Intent on becoming a patron of the arts, the prince-archbishop Wolf-Dietrich lavished much of his wealth on rebuilding Salzburg into a beautiful and Baroque city in the late 16th and early 17th centuries. In turn, his grand townscape came to inspire the young Joannes Chrysostomus Wolfgangus Theophilus Mozart. In fact, by growing up in the center of the city and composing already at five years of age, Mozart set lovely Salzburg itself to music. He was perhaps the most purely Austrian of all composers, a singer of the smiling Salzburgian countryside and of the city's Baroque architecture. So even if you're not lucky enough to snag a ticket to a performance of The Marriage of Figaro or Don Giovanni in the Haus für Mozart, you can still appreciate what inspired his melodies just by strolling through these streets.

Ever since the 1984 Best Film Oscar-winner Amadeus, the composer has been the 18th-century equivalent to a rock star.

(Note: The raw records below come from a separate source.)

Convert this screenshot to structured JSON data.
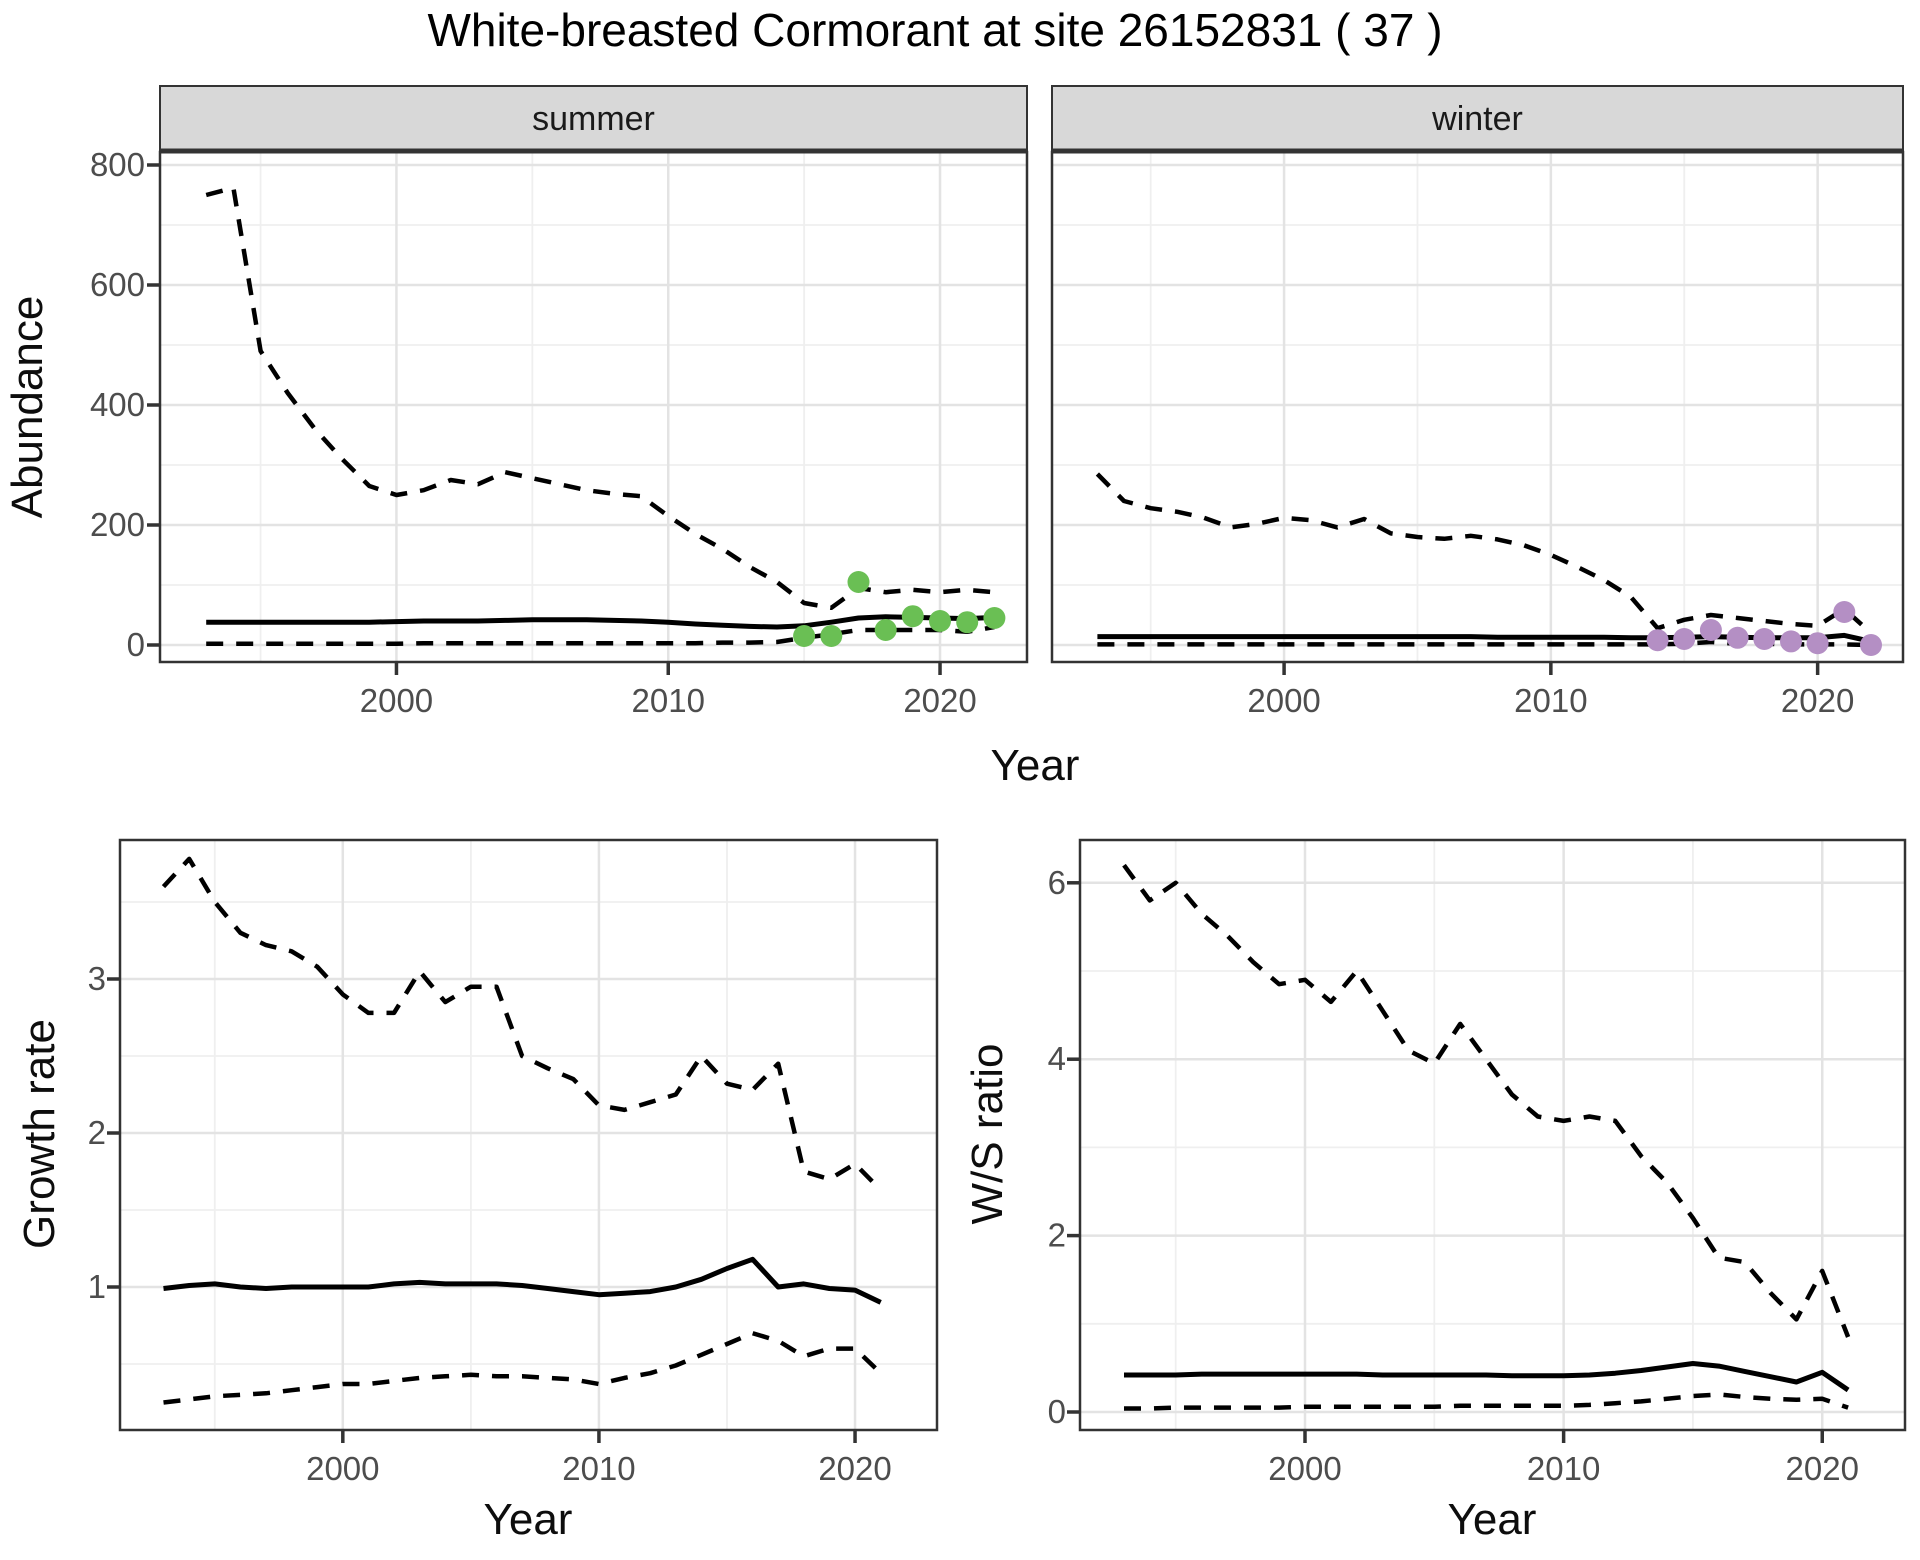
{
  "title": "White-breasted Cormorant at site 26152831 ( 37 )",
  "colors": {
    "summer_points": "#6abf54",
    "winter_points": "#b48fc4",
    "line": "#000000",
    "strip_bg": "#d8d8d8",
    "panel_border": "#333333",
    "grid_major": "#e3e3e3",
    "grid_minor": "#efefef",
    "tick_label": "#4d4d4d",
    "background": "#ffffff"
  },
  "chart_data": [
    {
      "type": "line",
      "panel": "abundance-summer",
      "facet_label": "summer",
      "xlabel": "Year",
      "ylabel": "Abundance",
      "xticks": [
        2000,
        2010,
        2020
      ],
      "yticks": [
        0,
        200,
        400,
        600,
        800
      ],
      "xlim": [
        1991.3,
        2023.2
      ],
      "ylim": [
        -28,
        822
      ],
      "grid": true,
      "legend_position": "none",
      "x": [
        1993,
        1994,
        1995,
        1996,
        1997,
        1998,
        1999,
        2000,
        2001,
        2002,
        2003,
        2004,
        2005,
        2006,
        2007,
        2008,
        2009,
        2010,
        2011,
        2012,
        2013,
        2014,
        2015,
        2016,
        2017,
        2018,
        2019,
        2020,
        2021,
        2022
      ],
      "series": [
        {
          "name": "upper 95% CI",
          "style": "dashed",
          "values": [
            750,
            762,
            490,
            420,
            360,
            310,
            265,
            250,
            258,
            275,
            268,
            288,
            278,
            268,
            258,
            252,
            248,
            215,
            185,
            160,
            130,
            105,
            70,
            62,
            95,
            88,
            92,
            88,
            92,
            88
          ]
        },
        {
          "name": "median",
          "style": "solid",
          "values": [
            38,
            38,
            38,
            38,
            38,
            38,
            38,
            39,
            40,
            40,
            40,
            41,
            42,
            42,
            42,
            41,
            40,
            38,
            35,
            33,
            31,
            30,
            32,
            38,
            45,
            47,
            46,
            45,
            44,
            46
          ]
        },
        {
          "name": "lower 95% CI",
          "style": "dashed",
          "values": [
            2,
            2,
            2,
            2,
            2,
            2,
            2,
            2,
            3,
            3,
            3,
            3,
            3,
            3,
            3,
            3,
            3,
            3,
            3,
            4,
            4,
            5,
            12,
            18,
            25,
            25,
            25,
            25,
            22,
            30
          ]
        }
      ],
      "points": {
        "name": "observed summer counts",
        "color": "#6abf54",
        "x": [
          2015,
          2016,
          2017,
          2018,
          2019,
          2020,
          2021,
          2022
        ],
        "y": [
          15,
          15,
          105,
          25,
          48,
          40,
          38,
          45
        ]
      }
    },
    {
      "type": "line",
      "panel": "abundance-winter",
      "facet_label": "winter",
      "xlabel": "Year",
      "ylabel": "Abundance",
      "xticks": [
        2000,
        2010,
        2020
      ],
      "yticks": [
        0,
        200,
        400,
        600,
        800
      ],
      "xlim": [
        1991.3,
        2023.2
      ],
      "ylim": [
        -28,
        822
      ],
      "grid": true,
      "legend_position": "none",
      "x": [
        1993,
        1994,
        1995,
        1996,
        1997,
        1998,
        1999,
        2000,
        2001,
        2002,
        2003,
        2004,
        2005,
        2006,
        2007,
        2008,
        2009,
        2010,
        2011,
        2012,
        2013,
        2014,
        2015,
        2016,
        2017,
        2018,
        2019,
        2020,
        2021,
        2022
      ],
      "series": [
        {
          "name": "upper 95% CI",
          "style": "dashed",
          "values": [
            285,
            240,
            228,
            222,
            212,
            196,
            202,
            212,
            208,
            196,
            210,
            186,
            180,
            177,
            182,
            176,
            166,
            150,
            130,
            108,
            80,
            28,
            42,
            50,
            45,
            40,
            35,
            32,
            60,
            20
          ]
        },
        {
          "name": "median",
          "style": "solid",
          "values": [
            14,
            14,
            14,
            14,
            14,
            14,
            14,
            14,
            14,
            14,
            14,
            14,
            14,
            14,
            14,
            13,
            13,
            13,
            13,
            13,
            12,
            12,
            13,
            14,
            13,
            12,
            12,
            12,
            16,
            6
          ]
        },
        {
          "name": "lower 95% CI",
          "style": "dashed",
          "values": [
            1,
            1,
            1,
            1,
            1,
            1,
            1,
            1,
            1,
            1,
            1,
            1,
            1,
            1,
            1,
            1,
            1,
            1,
            1,
            1,
            1,
            1,
            2,
            5,
            2,
            2,
            1,
            1,
            1,
            0
          ]
        }
      ],
      "points": {
        "name": "observed winter counts",
        "color": "#b48fc4",
        "x": [
          2014,
          2015,
          2016,
          2017,
          2018,
          2019,
          2020,
          2021,
          2022
        ],
        "y": [
          8,
          10,
          25,
          12,
          10,
          6,
          3,
          55,
          0
        ]
      }
    },
    {
      "type": "line",
      "panel": "growth-rate",
      "facet_label": "",
      "xlabel": "Year",
      "ylabel": "Growth rate",
      "xticks": [
        2000,
        2010,
        2020
      ],
      "yticks": [
        1,
        2,
        3
      ],
      "xlim": [
        1991.3,
        2023.2
      ],
      "ylim": [
        0.07,
        3.9
      ],
      "grid": true,
      "legend_position": "none",
      "x": [
        1993,
        1994,
        1995,
        1996,
        1997,
        1998,
        1999,
        2000,
        2001,
        2002,
        2003,
        2004,
        2005,
        2006,
        2007,
        2008,
        2009,
        2010,
        2011,
        2012,
        2013,
        2014,
        2015,
        2016,
        2017,
        2018,
        2019,
        2020,
        2021
      ],
      "series": [
        {
          "name": "upper 95% CI",
          "style": "dashed",
          "values": [
            3.6,
            3.78,
            3.5,
            3.3,
            3.22,
            3.18,
            3.08,
            2.9,
            2.78,
            2.78,
            3.05,
            2.85,
            2.95,
            2.95,
            2.5,
            2.42,
            2.35,
            2.18,
            2.15,
            2.2,
            2.25,
            2.5,
            2.32,
            2.28,
            2.45,
            1.75,
            1.7,
            1.8,
            1.63
          ]
        },
        {
          "name": "median",
          "style": "solid",
          "values": [
            0.99,
            1.01,
            1.02,
            1.0,
            0.99,
            1.0,
            1.0,
            1.0,
            1.0,
            1.02,
            1.03,
            1.02,
            1.02,
            1.02,
            1.01,
            0.99,
            0.97,
            0.95,
            0.96,
            0.97,
            1.0,
            1.05,
            1.12,
            1.18,
            1.0,
            1.02,
            0.99,
            0.98,
            0.9
          ]
        },
        {
          "name": "lower 95% CI",
          "style": "dashed",
          "values": [
            0.25,
            0.27,
            0.29,
            0.3,
            0.31,
            0.33,
            0.35,
            0.37,
            0.37,
            0.39,
            0.41,
            0.42,
            0.43,
            0.42,
            0.42,
            0.41,
            0.4,
            0.37,
            0.41,
            0.44,
            0.49,
            0.56,
            0.63,
            0.7,
            0.65,
            0.55,
            0.6,
            0.6,
            0.44
          ]
        }
      ],
      "points": null
    },
    {
      "type": "line",
      "panel": "ws-ratio",
      "facet_label": "",
      "xlabel": "Year",
      "ylabel": "W/S ratio",
      "xticks": [
        2000,
        2010,
        2020
      ],
      "yticks": [
        0,
        2,
        4,
        6
      ],
      "xlim": [
        1991.3,
        2023.2
      ],
      "ylim": [
        -0.2,
        6.48
      ],
      "grid": true,
      "legend_position": "none",
      "x": [
        1993,
        1994,
        1995,
        1996,
        1997,
        1998,
        1999,
        2000,
        2001,
        2002,
        2003,
        2004,
        2005,
        2006,
        2007,
        2008,
        2009,
        2010,
        2011,
        2012,
        2013,
        2014,
        2015,
        2016,
        2017,
        2018,
        2019,
        2020,
        2021
      ],
      "series": [
        {
          "name": "upper 95% CI",
          "style": "dashed",
          "values": [
            6.2,
            5.8,
            6.0,
            5.65,
            5.4,
            5.1,
            4.85,
            4.9,
            4.65,
            5.0,
            4.55,
            4.1,
            3.95,
            4.4,
            4.0,
            3.6,
            3.35,
            3.3,
            3.35,
            3.3,
            2.9,
            2.6,
            2.2,
            1.75,
            1.7,
            1.35,
            1.05,
            1.6,
            0.85
          ]
        },
        {
          "name": "median",
          "style": "solid",
          "values": [
            0.42,
            0.42,
            0.42,
            0.43,
            0.43,
            0.43,
            0.43,
            0.43,
            0.43,
            0.43,
            0.42,
            0.42,
            0.42,
            0.42,
            0.42,
            0.41,
            0.41,
            0.41,
            0.42,
            0.44,
            0.47,
            0.51,
            0.55,
            0.52,
            0.46,
            0.4,
            0.34,
            0.45,
            0.25
          ]
        },
        {
          "name": "lower 95% CI",
          "style": "dashed",
          "values": [
            0.04,
            0.04,
            0.05,
            0.05,
            0.05,
            0.05,
            0.05,
            0.06,
            0.06,
            0.06,
            0.06,
            0.06,
            0.06,
            0.07,
            0.07,
            0.07,
            0.07,
            0.07,
            0.08,
            0.1,
            0.12,
            0.15,
            0.18,
            0.2,
            0.17,
            0.15,
            0.14,
            0.15,
            0.05
          ]
        }
      ],
      "points": null
    }
  ]
}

Born in Salzburg on January 27, 1756, he crammed a prodigious number of compositions into the 35 short years of his life, many of which he spent in Salzburg (he moved to Vienna in 1781). Indeed, the Altstadt revels in a bevy of important sights, ranging from his birthplace on the Getreidegasse to the abbey of St. Peter's, where the composer's Great Mass in C Minor was first performed.